Cyclists reach the end of the line; Group follows Underground Railroad route from Alabama to Owen Sound

May 30, 2007
SCOTT DUNN
Local News


After 46 days of cycling some of the same back roads and riverside trails slaves used to escape from Alabama to Ontario, 76-year-old Harvey Cain rode into Owen Sound Tuesday afternoon and rested under a tree.

"This was a tough bicycle ride," said the retired doctor. "But it's nothing compared to what the people who were escaping slavery had to go through. You just have to keep reminding yourself that you've got it really easy."

Cain, dressed in cycling pants, jersey and bike helmet., dipped the front wheel of his bicycle in the bay to mark the end of the journey he and 13 others made to Owen Sound, the most northerly terminus of the famed Underground Railway.

Local officials welcomed them in Harrison Park, home of the city's black history cairn, and again by the tourist office.

The tour included men and women in their early 30s and up from various races and places across the United States. One rider was from Japan.

Owen Sound was added to the trip after city resident Dennis Scott, who organizes the annual Emancipation Day picnic, learned of the ride and invited the tour here. A group of 80 or so cyclists will trace the same route to freedom again this summer and should arrive here Aug. 4 for the 145th Emancipation picnic and the city's 150th anniversary.

The hills in Alabama, Tennessee and Kentucky presented a total 23,700 metres of vertical challenge over three gruelling weeks, by far the most difficult part of the trip, Cain said.
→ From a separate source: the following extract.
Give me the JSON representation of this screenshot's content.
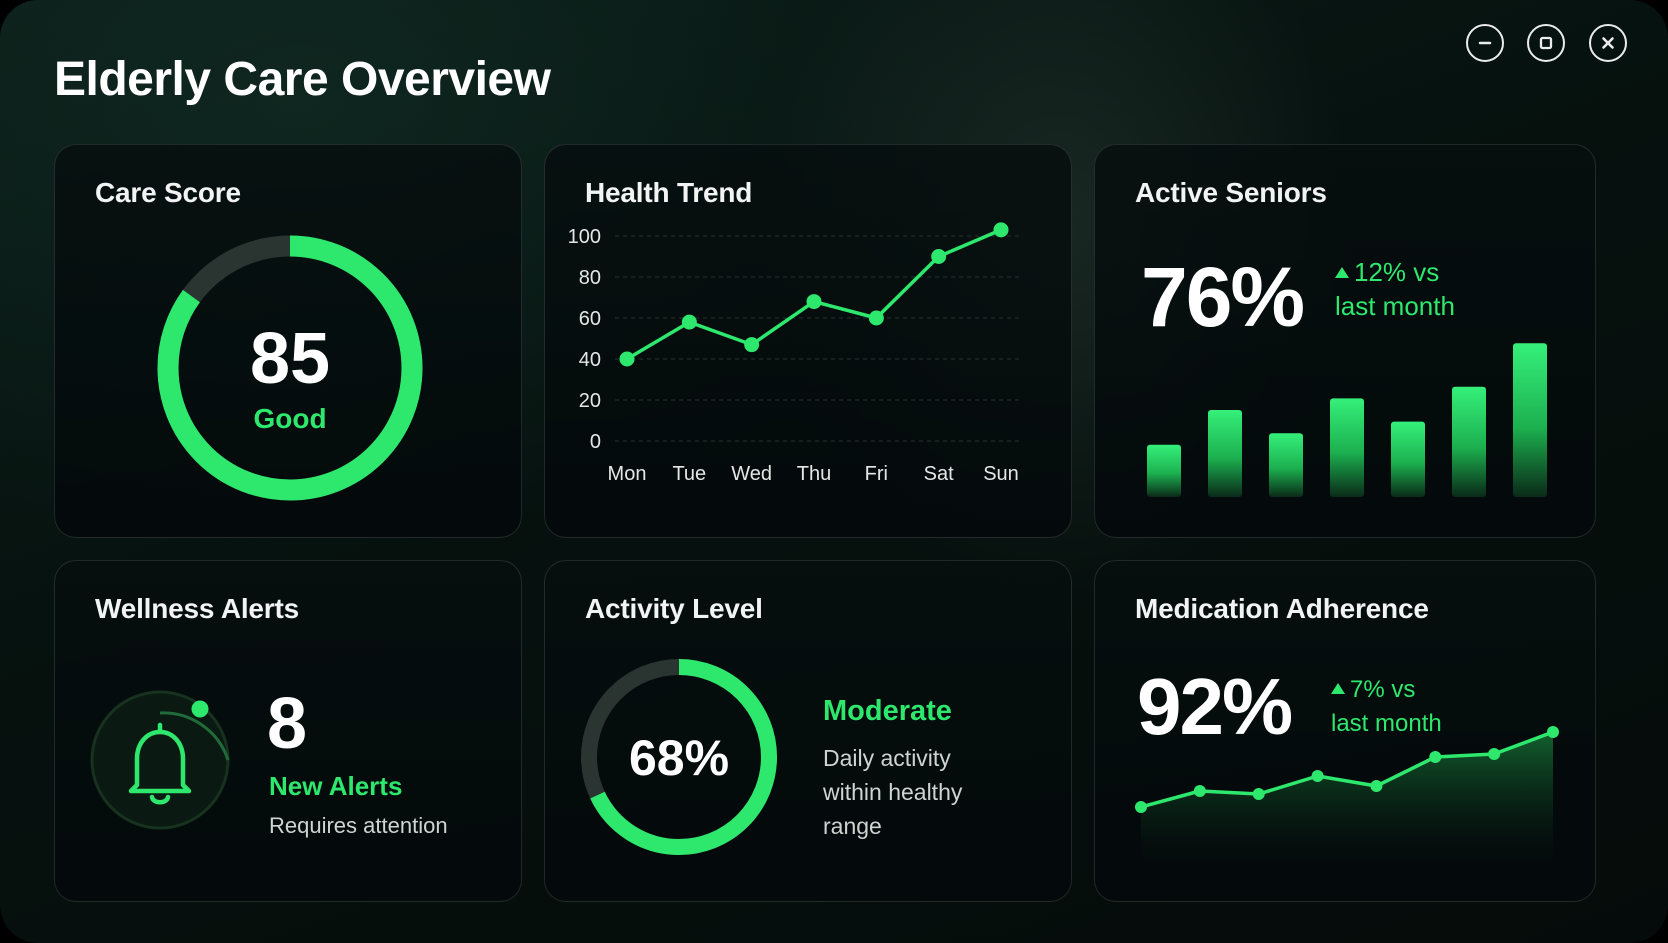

The riders camped most nights, except when weather prevented it or campgrounds were full. They took seven days off.

They averaged about 100 kilometres per day and Cain looked forward to each new town they encountered. He said 77 communities had delegations ready to greet them, at times cook for them and cheer them on.

"I would say the highlight for me were the people that we met along the course. They treated us so cordially and marvelously."

Cain's mother was sympathetic to the injustice done to blacks by slavery and Cain learned the history from her at an early age.

He has read how the flight to Canada intensified after passage of the Fugitive Slave Act of 1850, which encouraged the recapture of escaped slaves from reluctant northern states and threatened federal marshals and other officials with $1,000 fines for not enforcing it. The cyclists visited places in Kentucky, where black people were traded in markets, and in Ohio, where abolitionist sentiment was strong. Time spent in those same places more than 150 years ago convinced Harriet Beecher Stowe to produce her influential 1852 work, "Uncle Tom's Cabin," and other antislavery writings.

Scott said there is much of Owen Sound's black history which remains to be learned.

He suspects 50 to 100 escaped slaves made it to Owen Sound but doesn't really know. One-tenth of the city's population was black at the turn of the 20th century. His family is descended directly from slaves and it goes back five generations in this area.

He and his wife, Lisa Scott, sit on the Emancipation Celebration festival committee, which expects 1,000 people will attend the picnic this year in Harrison Park. Everyone is invited, they said.

The tour is a joint project of the non-profit Adventure Cycling Association, which promotes the benefits of cycling, and the University of Pittsburgh's Center for Minority Health.